# Tracing IP Addresses.....



## Slider_01 (Sep 12, 2002)

Can anyone tell me how to trace where something is coming from? For example, if I had the following: xxx.xx.xx.xx How can I tell where it is coming from? 
That address is mine, as it follows items I post on the internet, but I would really like to know how to do this.

Thanks,

Slider_01


----------



## MossyMO (Feb 12, 2004)

I would recommend not posting your own, you are just asking for trouble. Not positive, but I believe if you sign off and restart your pc and log back in, you will sign on to a different IP address and that one you posted will no longer be valid.

And to answer your question, I have no idea?


----------



## Squeeker (Apr 1, 2004)

You can do an IP look up here:
http://psacake.com/web/eg.asp

Take it with a grain of salt though. It will simply display who owns the rights to that IP, not necessarily exactly who is using it.

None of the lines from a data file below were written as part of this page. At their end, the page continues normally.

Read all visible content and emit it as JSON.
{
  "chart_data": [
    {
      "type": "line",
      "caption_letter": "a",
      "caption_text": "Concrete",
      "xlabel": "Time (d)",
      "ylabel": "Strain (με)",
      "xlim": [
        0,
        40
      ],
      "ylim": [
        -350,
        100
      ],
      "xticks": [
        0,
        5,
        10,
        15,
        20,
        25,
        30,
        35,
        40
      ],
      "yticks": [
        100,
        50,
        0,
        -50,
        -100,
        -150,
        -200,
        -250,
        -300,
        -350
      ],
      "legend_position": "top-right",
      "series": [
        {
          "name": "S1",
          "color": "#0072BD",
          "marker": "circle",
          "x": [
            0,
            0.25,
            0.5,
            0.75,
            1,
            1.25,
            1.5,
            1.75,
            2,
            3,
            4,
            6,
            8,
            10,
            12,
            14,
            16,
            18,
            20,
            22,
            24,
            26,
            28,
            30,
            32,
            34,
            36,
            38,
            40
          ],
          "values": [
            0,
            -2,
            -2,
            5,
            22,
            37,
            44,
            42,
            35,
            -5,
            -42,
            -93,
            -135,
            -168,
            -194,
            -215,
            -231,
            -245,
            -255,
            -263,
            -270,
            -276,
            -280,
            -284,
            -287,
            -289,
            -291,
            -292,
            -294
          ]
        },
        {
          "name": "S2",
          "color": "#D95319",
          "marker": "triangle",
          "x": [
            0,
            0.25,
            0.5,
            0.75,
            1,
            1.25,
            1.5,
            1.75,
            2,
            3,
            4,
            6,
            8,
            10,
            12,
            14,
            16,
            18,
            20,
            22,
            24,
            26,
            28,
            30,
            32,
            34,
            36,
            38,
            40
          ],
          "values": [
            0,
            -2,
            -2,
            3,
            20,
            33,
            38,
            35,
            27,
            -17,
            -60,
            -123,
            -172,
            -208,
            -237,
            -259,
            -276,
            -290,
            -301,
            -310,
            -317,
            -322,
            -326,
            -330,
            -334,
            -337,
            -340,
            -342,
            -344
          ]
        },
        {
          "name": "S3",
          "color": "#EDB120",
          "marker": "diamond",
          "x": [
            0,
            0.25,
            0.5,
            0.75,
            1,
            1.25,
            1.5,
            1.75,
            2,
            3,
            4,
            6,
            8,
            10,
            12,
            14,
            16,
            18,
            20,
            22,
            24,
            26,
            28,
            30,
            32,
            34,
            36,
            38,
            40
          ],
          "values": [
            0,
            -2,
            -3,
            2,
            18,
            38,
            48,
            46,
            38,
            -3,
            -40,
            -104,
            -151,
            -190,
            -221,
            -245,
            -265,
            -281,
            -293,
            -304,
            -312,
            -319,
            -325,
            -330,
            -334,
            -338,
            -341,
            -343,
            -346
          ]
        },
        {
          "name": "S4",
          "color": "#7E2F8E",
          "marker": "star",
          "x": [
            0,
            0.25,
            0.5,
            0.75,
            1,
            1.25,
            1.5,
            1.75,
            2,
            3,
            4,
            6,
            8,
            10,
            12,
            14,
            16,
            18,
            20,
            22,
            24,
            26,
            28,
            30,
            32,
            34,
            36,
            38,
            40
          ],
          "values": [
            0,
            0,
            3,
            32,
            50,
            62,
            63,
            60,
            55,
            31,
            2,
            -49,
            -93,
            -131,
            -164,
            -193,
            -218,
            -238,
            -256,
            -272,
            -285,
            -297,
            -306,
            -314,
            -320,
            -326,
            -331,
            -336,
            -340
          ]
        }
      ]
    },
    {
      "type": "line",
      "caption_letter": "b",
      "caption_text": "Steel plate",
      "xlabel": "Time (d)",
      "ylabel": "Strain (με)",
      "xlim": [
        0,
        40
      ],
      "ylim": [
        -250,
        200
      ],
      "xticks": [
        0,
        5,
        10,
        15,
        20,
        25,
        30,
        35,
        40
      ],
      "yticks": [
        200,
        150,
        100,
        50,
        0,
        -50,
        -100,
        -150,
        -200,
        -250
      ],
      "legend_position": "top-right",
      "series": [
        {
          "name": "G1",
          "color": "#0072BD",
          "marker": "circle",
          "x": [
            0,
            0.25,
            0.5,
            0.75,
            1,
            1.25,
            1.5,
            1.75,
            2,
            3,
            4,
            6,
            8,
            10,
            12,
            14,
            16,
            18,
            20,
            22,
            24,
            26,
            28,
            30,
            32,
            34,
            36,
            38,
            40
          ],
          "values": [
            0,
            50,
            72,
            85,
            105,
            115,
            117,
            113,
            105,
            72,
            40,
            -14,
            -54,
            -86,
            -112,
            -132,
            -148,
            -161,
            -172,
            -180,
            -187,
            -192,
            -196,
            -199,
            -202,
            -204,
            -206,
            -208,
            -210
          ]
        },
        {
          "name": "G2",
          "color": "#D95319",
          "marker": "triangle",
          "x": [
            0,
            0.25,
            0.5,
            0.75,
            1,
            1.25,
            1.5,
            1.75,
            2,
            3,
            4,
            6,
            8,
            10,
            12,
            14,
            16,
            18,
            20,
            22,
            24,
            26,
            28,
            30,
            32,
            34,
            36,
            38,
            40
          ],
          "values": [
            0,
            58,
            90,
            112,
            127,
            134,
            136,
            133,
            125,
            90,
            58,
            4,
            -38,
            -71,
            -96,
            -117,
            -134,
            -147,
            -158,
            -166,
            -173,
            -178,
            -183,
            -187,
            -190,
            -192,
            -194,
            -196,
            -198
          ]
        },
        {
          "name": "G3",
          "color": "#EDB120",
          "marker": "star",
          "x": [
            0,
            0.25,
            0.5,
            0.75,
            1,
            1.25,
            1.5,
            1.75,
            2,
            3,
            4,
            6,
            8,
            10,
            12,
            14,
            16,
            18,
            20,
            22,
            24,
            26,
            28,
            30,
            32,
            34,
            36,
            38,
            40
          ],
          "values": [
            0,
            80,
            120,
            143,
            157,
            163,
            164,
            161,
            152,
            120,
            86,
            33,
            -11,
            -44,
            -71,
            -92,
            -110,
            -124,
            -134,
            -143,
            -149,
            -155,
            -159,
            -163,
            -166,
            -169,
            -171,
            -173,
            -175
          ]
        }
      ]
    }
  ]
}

This can vary due to dynamic IP addressing.


----------



## stevepike (Sep 14, 2002)

Or you can go right to the source at

http://arin.net/

American Registry for Internet Numbers

They will tell you who owns the range of IP addresses. Depending on if they do dynamic or static IP addressing will determine if the same computer has the same IP address.

People can do alot with your IP address too so I would refrain from posting it in an online forum as well. (You should probably go back and edit your previous post and remove it)

Why did you want to know how to lookup an IP address anyway?


----------



## The Norseman (Jan 8, 2005)

As I understand it the ip address is an address directly to your computer.

In the Army we could go to that address, Ping it, and see it or hack into that computer to change programs, whatever.

Please be very careful with that IP address.

8)


----------